Luckily, since Americans consider free speech an integral part of our country’s belief system, such a thing would never happen here… right? Wrong. Last week BART (Bay Area Rapid Transit) in San Francisco, turned off all cell service in its stations for three hours. Commuters were unable to text, contact friends, or even call 911.
Why did they do this? On July 11 a protest against a BART police shooting of a homeless man turned violent. So, when BART expected another such gathering several weeks later, it feared similar chaos- and responded by turning off all phone service. Activists, never materialized, but the actions of the agency were met with strong opposition from the public and an FCC investigation. When yet another protest occurred several days ago, BART simply rode it out, rather than provoking public wrath again.
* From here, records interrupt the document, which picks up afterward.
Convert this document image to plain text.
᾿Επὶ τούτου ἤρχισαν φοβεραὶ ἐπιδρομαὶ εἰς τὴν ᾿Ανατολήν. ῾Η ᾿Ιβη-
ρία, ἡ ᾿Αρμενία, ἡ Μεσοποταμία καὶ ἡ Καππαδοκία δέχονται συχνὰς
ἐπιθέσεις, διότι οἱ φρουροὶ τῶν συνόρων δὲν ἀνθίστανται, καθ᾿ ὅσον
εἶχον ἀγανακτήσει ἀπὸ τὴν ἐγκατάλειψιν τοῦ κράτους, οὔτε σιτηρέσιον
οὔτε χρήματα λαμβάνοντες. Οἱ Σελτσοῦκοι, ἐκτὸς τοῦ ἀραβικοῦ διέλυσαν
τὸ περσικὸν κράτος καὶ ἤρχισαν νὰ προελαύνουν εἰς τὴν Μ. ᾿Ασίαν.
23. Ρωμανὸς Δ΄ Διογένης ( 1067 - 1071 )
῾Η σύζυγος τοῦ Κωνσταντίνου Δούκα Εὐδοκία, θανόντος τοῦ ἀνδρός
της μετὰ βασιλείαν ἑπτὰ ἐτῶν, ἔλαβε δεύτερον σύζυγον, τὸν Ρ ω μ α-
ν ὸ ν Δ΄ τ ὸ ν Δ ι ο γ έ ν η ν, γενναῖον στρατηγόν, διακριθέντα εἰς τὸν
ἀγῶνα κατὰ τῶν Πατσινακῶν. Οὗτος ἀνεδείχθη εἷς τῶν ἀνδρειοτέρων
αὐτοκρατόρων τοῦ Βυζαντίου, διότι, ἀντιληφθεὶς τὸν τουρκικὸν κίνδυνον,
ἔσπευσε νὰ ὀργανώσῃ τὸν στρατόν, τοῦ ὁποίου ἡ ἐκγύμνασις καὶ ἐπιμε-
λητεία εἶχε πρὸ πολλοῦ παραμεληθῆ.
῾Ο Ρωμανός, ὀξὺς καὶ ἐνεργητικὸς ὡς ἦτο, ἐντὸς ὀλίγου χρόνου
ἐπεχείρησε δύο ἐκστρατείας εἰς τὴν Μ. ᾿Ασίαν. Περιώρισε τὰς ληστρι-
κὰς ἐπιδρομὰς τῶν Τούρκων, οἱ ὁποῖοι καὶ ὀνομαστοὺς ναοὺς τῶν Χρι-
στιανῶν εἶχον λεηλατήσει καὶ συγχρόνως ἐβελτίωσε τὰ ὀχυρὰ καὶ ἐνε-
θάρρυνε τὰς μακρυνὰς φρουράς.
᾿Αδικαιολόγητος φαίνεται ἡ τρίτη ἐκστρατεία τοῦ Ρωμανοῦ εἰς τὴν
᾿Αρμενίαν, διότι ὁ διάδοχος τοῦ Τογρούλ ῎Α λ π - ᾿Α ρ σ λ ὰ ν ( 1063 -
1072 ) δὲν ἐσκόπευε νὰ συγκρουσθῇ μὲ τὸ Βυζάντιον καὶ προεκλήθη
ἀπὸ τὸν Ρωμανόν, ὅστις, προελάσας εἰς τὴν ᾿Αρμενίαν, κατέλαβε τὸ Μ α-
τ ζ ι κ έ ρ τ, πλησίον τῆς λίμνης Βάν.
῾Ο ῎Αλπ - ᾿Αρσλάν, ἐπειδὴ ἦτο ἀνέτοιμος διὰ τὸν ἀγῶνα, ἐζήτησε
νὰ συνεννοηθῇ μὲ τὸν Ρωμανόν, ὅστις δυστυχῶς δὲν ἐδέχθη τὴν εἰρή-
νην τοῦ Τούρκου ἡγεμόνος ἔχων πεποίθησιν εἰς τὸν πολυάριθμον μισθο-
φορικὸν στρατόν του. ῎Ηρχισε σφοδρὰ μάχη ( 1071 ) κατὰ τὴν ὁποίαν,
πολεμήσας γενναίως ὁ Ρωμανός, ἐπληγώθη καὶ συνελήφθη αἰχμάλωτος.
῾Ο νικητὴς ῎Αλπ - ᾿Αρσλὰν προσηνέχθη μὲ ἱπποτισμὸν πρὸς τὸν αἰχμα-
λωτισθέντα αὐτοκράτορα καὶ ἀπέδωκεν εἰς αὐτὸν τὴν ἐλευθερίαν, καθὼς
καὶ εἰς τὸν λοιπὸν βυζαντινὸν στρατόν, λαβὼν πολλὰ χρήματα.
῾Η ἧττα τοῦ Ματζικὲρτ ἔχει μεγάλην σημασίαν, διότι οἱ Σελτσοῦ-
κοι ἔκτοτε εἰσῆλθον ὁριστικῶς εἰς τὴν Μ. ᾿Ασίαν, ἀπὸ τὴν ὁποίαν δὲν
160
The New York Police Department has established a new unit to track criminal activity on social media sites. According to the New York Daily News, criminals often plan, then brag about, crimes on sites like Facebook and Twitter. The NYPD has noted this and built a team in response. Based upon this news, Engadget decided to create the most natural looking photoshop ever.
As the role of social media grows and evolves, so will police methods to monitor and control this role. What do you think, is our ability to communicate on social platforms and through cell phones a privilege, or a right? How will law enforcement work with and against these platforms?